- Born: Deborah Currie 1974 (age 51–52) Findern, England
- Education: University of Huddersfield
- Occupation: Journalist
- Mother: Edwina Currie

= Debbie Currie =

British journalist (born 1974)

Deborah Currie (born 1974) is a British former journalist and a daughter of Edwina Currie. She released a cover version of "You Can Do Magic" by Limmie & Family Cookin', which charted at number 86 on the UK singles chart and was later revealed to be part of an investigation into chart-rigging by The Cook Report.

== Life and career ==
Deborah Currie was born in 1974. She graduated from Denstone College, and also read English and Communication Arts at the University of Huddersfield, where she worked as a lollipop lady and at George Hotel, Huddersfield. In 1997, Currie covered a version of Limmie & Family Cookin's "You Can Do Magic", with Sinitta providing her vocals.
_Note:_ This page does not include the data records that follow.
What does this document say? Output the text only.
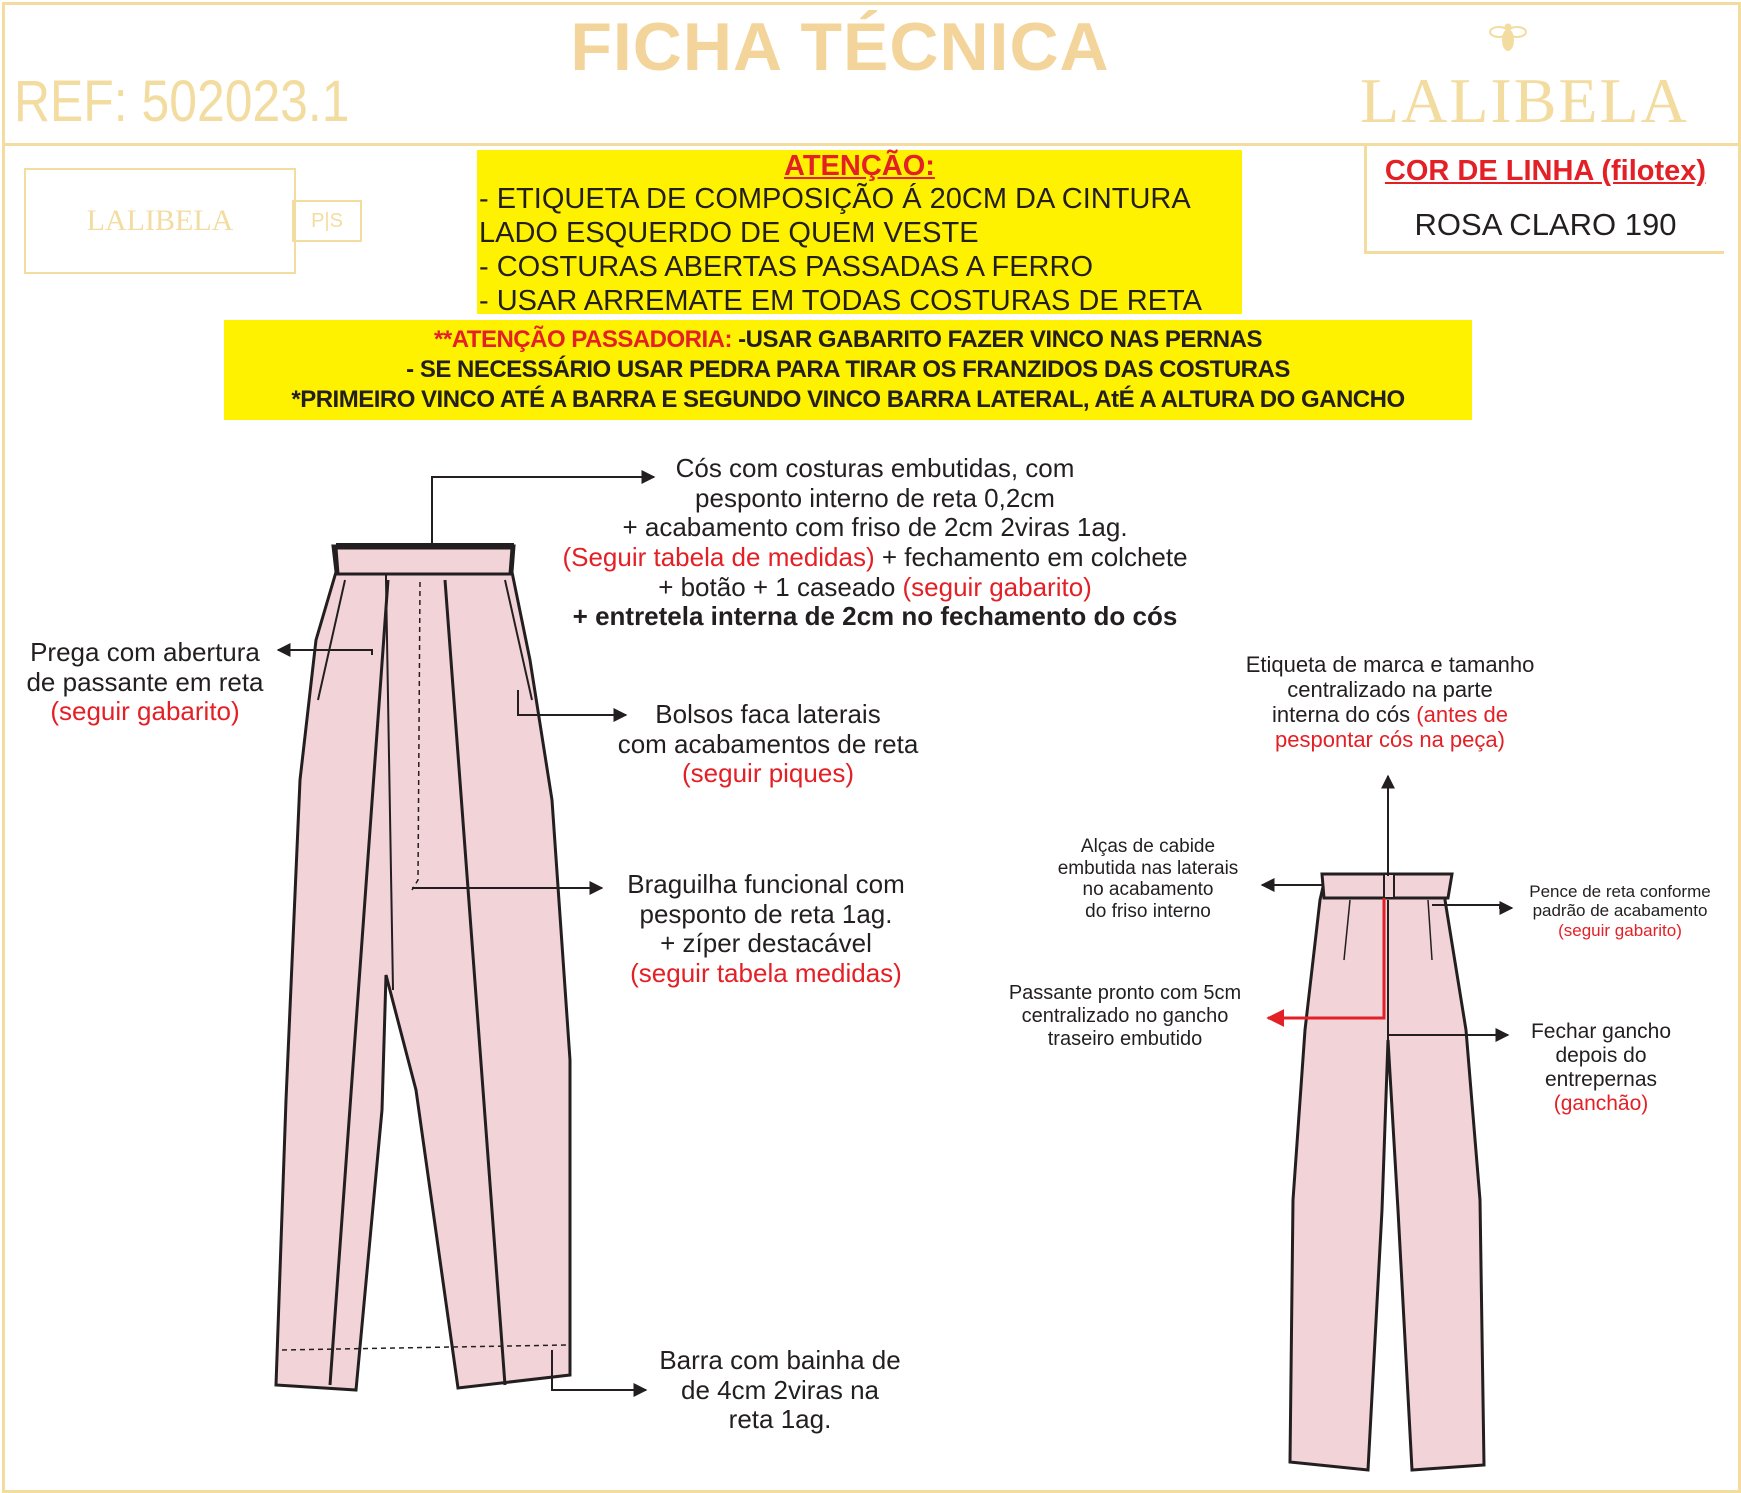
FICHA TÉCNICA
REF: 502023.1	LALIBELA
LALIBELA	P|S
COR DE LINHA (filotex)
ROSA CLARO 190
ATENÇÃO:
- ETIQUETA DE COMPOSIÇÃO Á 20CM DA CINTURA
LADO ESQUERDO DE QUEM VESTE
- COSTURAS ABERTAS PASSADAS A FERRO
- USAR ARREMATE EM TODAS COSTURAS DE RETA
**ATENÇÃO PASSADORIA: -USAR GABARITO FAZER VINCO NAS PERNAS
- SE NECESSÁRIO USAR PEDRA PARA TIRAR OS FRANZIDOS DAS COSTURAS
*PRIMEIRO VINCO ATÉ A BARRA E SEGUNDO VINCO BARRA LATERAL, AtÉ A ALTURA DO GANCHO
Cós com costuras embutidas, com
pesponto interno de reta 0,2cm
+ acabamento com friso de 2cm 2viras 1ag.
(Seguir tabela de medidas) + fechamento em colchete
+ botão + 1 caseado (seguir gabarito)
+ entretela interna de 2cm no fechamento do cós
Prega com abertura
de passante em reta
(seguir gabarito)	Bolsos faca laterais
com acabamentos de reta
(seguir piques)
Braguilha funcional com
pesponto de reta 1ag.
+ zíper destacável
(seguir tabela medidas)
Barra com bainha de
de 4cm 2viras na
reta 1ag.
Etiqueta de marca e tamanho
centralizado na parte
interna do cós (antes de
pespontar cós na peça)
Alças de cabide
embutida nas laterais
no acabamento
do friso interno
Passante pronto com 5cm
centralizado no gancho
traseiro embutido
Pence de reta conforme
padrão de acabamento
(seguir gabarito)
Fechar gancho
depois do
entrepernas
(ganchão)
To promote the single, she toured Scotland with pop band The Mojams, claimed that she had enjoyed group sex and lost her virginity at fifteen, told her mother Edwina Currie about the latter in Tesco, and posed with fried eggs on her breasts. Edwina used an interview after her 1997 United Kingdom general election defeat to promote the song.

The song was released on 19 May 1997 on Barry Tomes' Gotham Records and was pulled three days later. Credited to "Mojams featuring Debbie Currie", the song charted at number 86 on the UK singles chart. Later that month, it was revealed that the single was part of a ruse by Roger Cook's The Cook Report to investigate the practice of chart-rigging, that the track had been withdrawn because the programme's budget had run out, and that Currie was in fact a trainee journalist for Central Television who had been chosen for said ruse because of her tabloid history. She later secured an actual recording contract, before moving to the Peak District and taking a job as a gas-meter fitter. In October 2009, she stated that she had become a single mother by choice at age thirty and encouraged having children before finding a partner.